OK, so, thinking about it, my moment of clarity was on our wedding night! I'd always thought it was just his postmodern sense of humour being grumpy about things, and that when it came to something important (e.g. wedding day?) he'd come up trumps. But all day he'd been in a foul mood, furious with me for some reason, constantly pulling me aside to whisper rebukes into my ear, gave a sarcastic speech, and kept shouting at me on the journey home (we spent the night in a shitty little house we'd recently moved into) because I couldn't keep up with him as I was struggling to carry all (!!!) our luggage through the turnstiles on the London Underground.
I remember lying in bed as he watched football on telly downstairs and thinking I wanted to run away and never look back. But I knew that marriage has its ups and downs and is a commitment for life, so I stayed another 15 years.
Then... nothing happened! Nothing changed. I just woke up one weekend and noticed, with indifference, that I had absolutely nothing left in me. No enthusiasm for life at all.
I waited to see if it would go away, but it didn't.
I started keeping a secret journal to try and make sense of it, and one morning found myself writing "I want to live alone." The minute the words were on the page, it was like an electric shock going through me. I stared at them and knew it was what I had to do.
He made our separation absolute hell, making me feel I hadn't got a leg to stand on. How dare I suddenly pull the plug on things for no reason, etc etc. I'd just gone mad overnight, etc etc. I really believed I had no excuse for doing this terrible thing I was doing and was terrified that he must be right that I was mad.
When I finally escaped to a little rented bedsit, I cautiously began my new life, anxiously waiting for the time when I would miss him. Instead, I gradually began to realise how much I'd been living my whole life tiptoeing on eggshells, and began to relax and enjoy life (although I did go on to have three more ghastly relationships, just because I didn't know any different).
Over the years that followed, and particularly since the internet has made it possible to compare notes on abusive relationships, I came to understand in retrospect just how bad the marriage had been. I'd spent all that time as his skivvy and punchbag. I'd been his personal chauffeur, cook, general handyman, secretary, the list goes on... all thankless. An accidental pregnancy made him erupt with "You've ruined my life, you bitch" and "How do I know it's mine?" (needless to say, I ended up having an abortion -- and at the time this was surgical, outside the UK, and he went to a football match that day). Little things like him forcing sex on me when I'd just got off the phone from being told a much-loved family member had died ("You're so sexy when you cry"). Me having to work several jobs to pay my exact half of the mortgage and bills. I could go on, but I'm sure you get the picture!

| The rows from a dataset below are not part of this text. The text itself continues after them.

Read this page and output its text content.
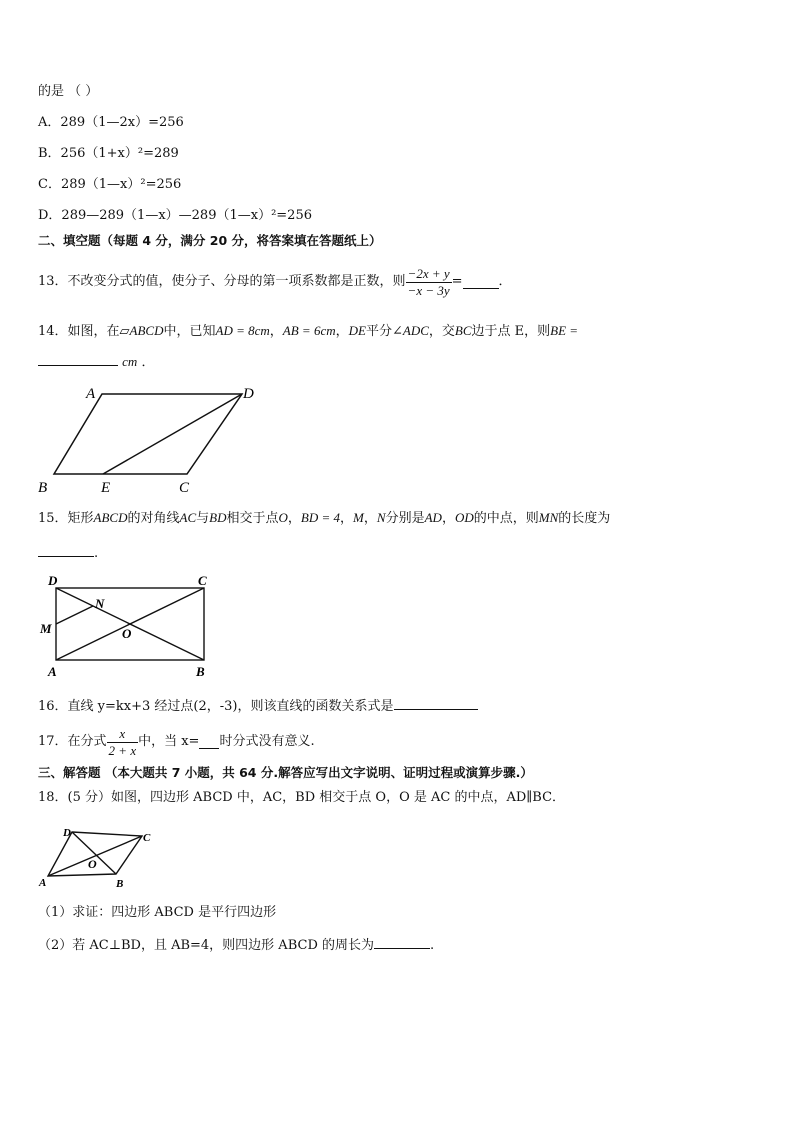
的是 （ ）
A．289（1—2x）=256
B．256（1+x）²=289
C．289（1—x）²=256
D．289—289（1—x）—289（1—x）²=256
二、填空题（每题 4 分，满分 20 分，将答案填在答题纸上）
13．不改变分式的值，使分子、分母的第一项系数都是正数，则 $\frac{-2x + y}{-x - 3y}$ =	．
14．如图，在▱ABCD中，已知AD = 8cm，AB = 6cm，DE平分∠ADC，交BC边于点 E，则BE =
cm ．
A	D
B	E	C
15．矩形ABCD的对角线AC与BD相交于点O，BD = 4，M，N分别是AD，OD的中点，则MN的长度为
.
D	C
M
N
O
A	B
16．直线 y=kx+3 经过点(2，-3)，则该直线的函数关系式是
17．在分式 $\frac{x}{2 + x}$ 中，当 x= 时分式没有意义.
三、解答题 （本大题共 7 小题，共 64 分.解答应写出文字说明、证明过程或演算步骤.）
18．(5 分）如图，四边形 ABCD 中，AC，BD 相交于点 O，O 是 AC 的中点，AD∥BC．
D	C
O
A	B
（1）求证：四边形 ABCD 是平行四边形
（2）若 AC⊥BD，且 AB=4，则四边形 ABCD 的周长为	.
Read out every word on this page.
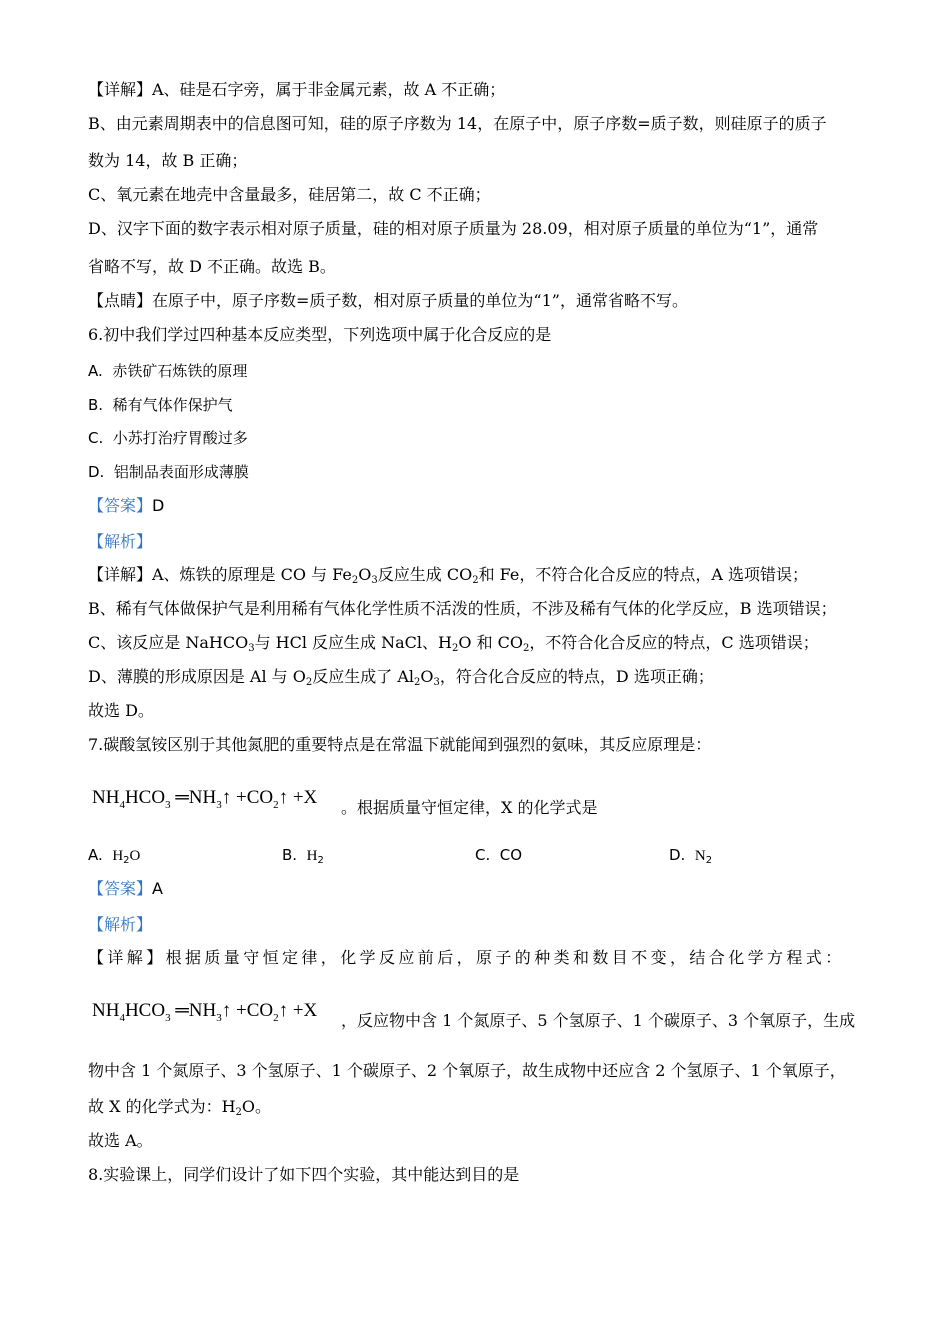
【详解】A、硅是石字旁，属于非金属元素，故 A 不正确；
B、由元素周期表中的信息图可知，硅的原子序数为 14，在原子中，原子序数=质子数，则硅原子的质子
数为 14，故 B 正确；
C、氧元素在地壳中含量最多，硅居第二，故 C 不正确；
D、汉字下面的数字表示相对原子质量，硅的相对原子质量为 28.09，相对原子质量的单位为“1”，通常
省略不写，故 D 不正确。故选 B。
【点睛】在原子中，原子序数=质子数，相对原子质量的单位为“1”，通常省略不写。
6.初中我们学过四种基本反应类型，下列选项中属于化合反应的是
A. 赤铁矿石炼铁的原理
B. 稀有气体作保护气
C. 小苏打治疗胃酸过多
D. 铝制品表面形成薄膜
【答案】D
【解析】
【详解】A、炼铁的原理是 CO 与 $Fe_2O_3$反应生成 $CO_2$和 Fe，不符合化合反应的特点，A 选项错误；
B、稀有气体做保护气是利用稀有气体化学性质不活泼的性质，不涉及稀有气体的化学反应，B 选项错误；
C、该反应是 NaHCO$_3$与 HCl 反应生成 NaCl、$H_2O$ 和 $CO_2$，不符合化合反应的特点，C 选项错误；
D、薄膜的形成原因是 Al 与 $O_2$反应生成了 $Al_2O_3$，符合化合反应的特点，D 选项正确；
故选 D。
7.碳酸氢铵区别于其他氮肥的重要特点是在常温下就能闻到强烈的氨味，其反应原理是：
$NH_4HCO_3$ $═NH_3↑$ $+CO_2↑ +X$ 。根据质量守恒定律，X 的化学式是
A. $H_2O$	B. $H_2$	C. CO	D. $N_2$
【答案】A
【解析】
【详解】根据质量守恒定律，化学反应前后，原子的种类和数目不变，结合化学方程式：
$NH_4HCO_3$ $═NH_3↑$ $+CO_2↑ +X$ ，反应物中含 1 个氮原子、5 个氢原子、1 个碳原子、3 个氧原子，生成
物中含 1 个氮原子、3 个氢原子、1 个碳原子、2 个氧原子，故生成物中还应含 2 个氢原子、1 个氧原子，
故 X 的化学式为：$H_2O$。
故选 A。
8.实验课上，同学们设计了如下四个实验，其中能达到目的是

The next relationship I had, the guy used to get pissed off with me because I was constantly asking him "Are you OK?" I now realise it's because I had to do that with ex-DH all the time, I was on constant tenterhooks around him.
It's been a long and rocky road since, but I'm now married to the gentlest, kindest, funniest man in the world, the only person I've ever met who "gets" me 100%, immediately notices the slightest trace of discomfort cross my face and does everything he can to make me happy, jumps to help me with things without me asking, etc. We celebrate our 10-year anniversary soon and are ridiculously happy. He makes me laugh from the moment I wake up every day.
Looking back on the person I was in my first marriage, I can hardly believe it was me. I suppose it wasn't, really, it was a tiny version of me that had been forced into a smaller and smaller space until I could hardly breathe. I'm so proud that I somehow managed to get out even though I had no idea why I was doing it. I wish I could go back and reassure her how great things were going to be one day.